Conozcamos a David Hume

Conocer a David Hume es adentrarse en uno de los pensadores más exigentes del empirismo moderno. Su proyecto filosófico somete a escrutinio nuestras creencias más firmes —causalidad, yo, moral, religión— con un criterio sencillo y radical: todo conocimiento legítimo debe remitirse, en última instancia, a la experiencia.

A partir de ahí, Hume construye una filosofía que, lejos de destruirlo todo, pretende poner límites a la razón para comprender mejor cómo pensamos, por qué creemos lo que creemos y qué podemos esperar de la ciencia, de la ética y de la política. Su estilo es deliberadamente sobrio: antes que elaborar grandes sistemas, se muestra claro en la terminología, honesto con las evidencias y modesto en las pretensiones.

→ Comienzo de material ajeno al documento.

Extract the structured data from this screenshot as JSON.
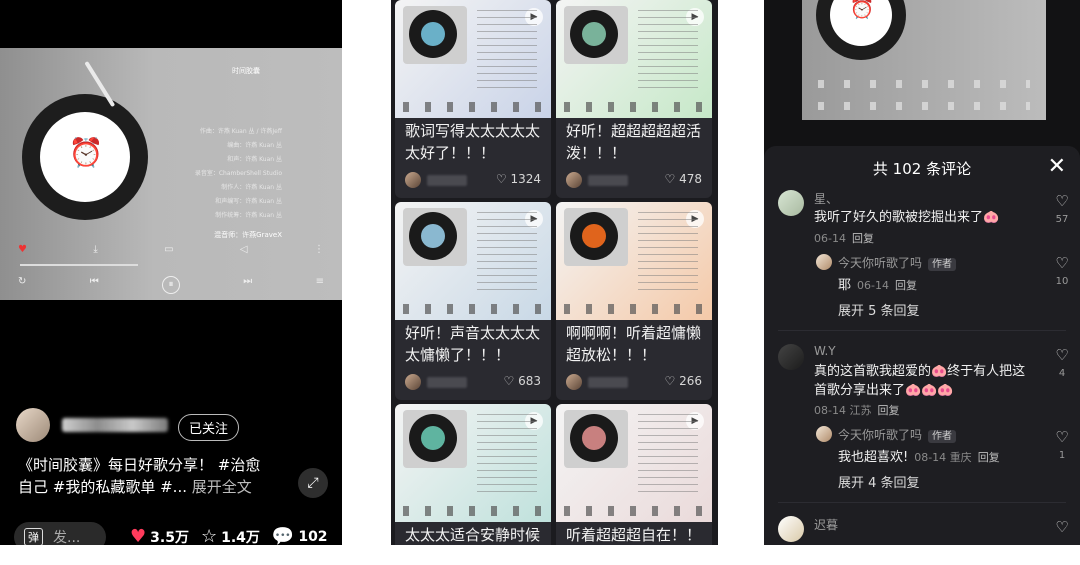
{
  "panel1": {
    "song_title": "时间胶囊",
    "follow_label": "已关注",
    "caption_line1": "《时间胶囊》每日好歌分享！ #治愈",
    "caption_line2": "自己 #我的私藏歌单 #...",
    "caption_more": "展开全文",
    "danmu_label": "弹",
    "comment_input": "发...",
    "likes": "3.5万",
    "favorites": "1.4万",
    "comments": "102",
    "lyric_highlight": "混音师：许燕GraveX",
    "icons": [
      "record-icon",
      "alarm-clock-icon",
      "heart-icon",
      "star-icon",
      "comment-icon",
      "fullscreen-icon"
    ]
  },
  "panel2": {
    "cards": [
      {
        "title": "歌词写得太太太太太太好了！！！",
        "likes": "1324",
        "art": "#6ab0c8",
        "bg": "#c9d3e8"
      },
      {
        "title": "好听！超超超超超活泼！！！",
        "likes": "478",
        "art": "#79b29a",
        "bg": "#c6e8c8"
      },
      {
        "title": "好听！声音太太太太太慵懒了！！！",
        "likes": "683",
        "art": "#8ab8d0",
        "bg": "#c8d8e6"
      },
      {
        "title": "啊啊啊！听着超慵懒超放松！！！",
        "likes": "266",
        "art": "#e0641c",
        "bg": "#f4c9a8"
      },
      {
        "title": "太太太适合安静时候",
        "likes": "",
        "art": "#5fb4a0",
        "bg": "#bfe1dc"
      },
      {
        "title": "听着超超超自在！！",
        "likes": "",
        "art": "#c8807f",
        "bg": "#eadada"
      }
    ]
  },
  "panel3": {
    "header": "共 102 条评论",
    "comments": [
      {
        "name": "星、",
        "text": "我听了好久的歌被挖掘出来了🐽",
        "date": "06-14",
        "reply": "回复",
        "likes": "57",
        "sub": {
          "name": "今天你听歌了吗",
          "tag": "作者",
          "text": "耶",
          "date": "06-14",
          "reply": "回复",
          "likes": "10"
        },
        "expand": "展开 5 条回复"
      },
      {
        "name": "W.Y",
        "text_line1": "真的这首歌我超爱的🐽终于有人把这",
        "text_line2": "首歌分享出来了🐽🐽🐽",
        "date": "08-14",
        "loc": "江苏",
        "reply": "回复",
        "likes": "4",
        "sub": {
          "name": "今天你听歌了吗",
          "tag": "作者",
          "text": "我也超喜欢!",
          "date": "08-14",
          "loc": "重庆",
          "reply": "回复",
          "likes": "1"
        },
        "expand": "展开 4 条回复"
      },
      {
        "name": "迟暮",
        "text": "",
        "date": "",
        "likes": ""
      }
    ]
  }
}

El punto de partida es su célebre distinción entre impresiones e ideas.

Para Hume, las impresiones son lo que se percibe de forma directa y con fuerza: desear algo, sentir dolor, escuchar una campana o ver una llama, son impresiones. Es decir, las impresiones son percepciones vivas —ver, oír, desear, dolerse—.

En cambio, las ideas son “copias pálidas” de esas impresiones, que el pensamiento maneja. Hume las llama pálidas porque, mientras que las impresiones tienen una «fuerza sensible inmediata, intensa y vívida«, las ideas son las huellas que esas impresiones dejan en la mente cuando ya no están presentes. Es decir, cuando las recordamos o imaginamos pero, con menor fuerza. Por eso las llama pálidas, porque la idea mantiene el contenido original de la impresión, pero pierde algo de intensidad.

De aquí surge un importante principio: toda idea significativa deriva, en modo alguno, de una impresión previa. Este principio – que ha sido denominado por algunos como el «principio de copia» – nos permite detectar aquello que Hume considera como carente de sentido. Es decir, detectar lo que constituye una especie de metafísica vacía que, aunque suene profundo, no dice nada comprobable ni analítico. En sus propias palabras, eso sería «mere sophistry and illusion»: pura sofistería e ilusión.

Por ejemplo, cuando hablamos de la “Sustancia” o del “Yo”, conceptos esenciales para la metafísica, Hume se pregunta dónde está la impresión originaria a la cual esos conceptos se refieren. Si no podemos encontrar esas impresiones originarias, entonces estamos ante términos que no tienen referente.

Es como si, de pronto, Hume limpiase de la filosofía todo aquello que no tiene sentido. O se habla de aquello que se sigue por la lógica o la matemática, o se habla de aquello que se experimenta, porque todo lo demás es humo. En suma, para alcanzar un sentido, Hume aplica un filtro: todo lo que pasa ese filtro son a) las verdades por definición o que se siguen de la lógica/matemática (enunciados analíticos), y b) las afirmaciones sobre el mundo, que pueden ser observadas y confirmadas por la experiencia (enunciados empíricos). Los demás enunciados, que no sean analíticos ni empíricos, son pura palabrería. Como hemos dicho antes, sofistería e ilusión.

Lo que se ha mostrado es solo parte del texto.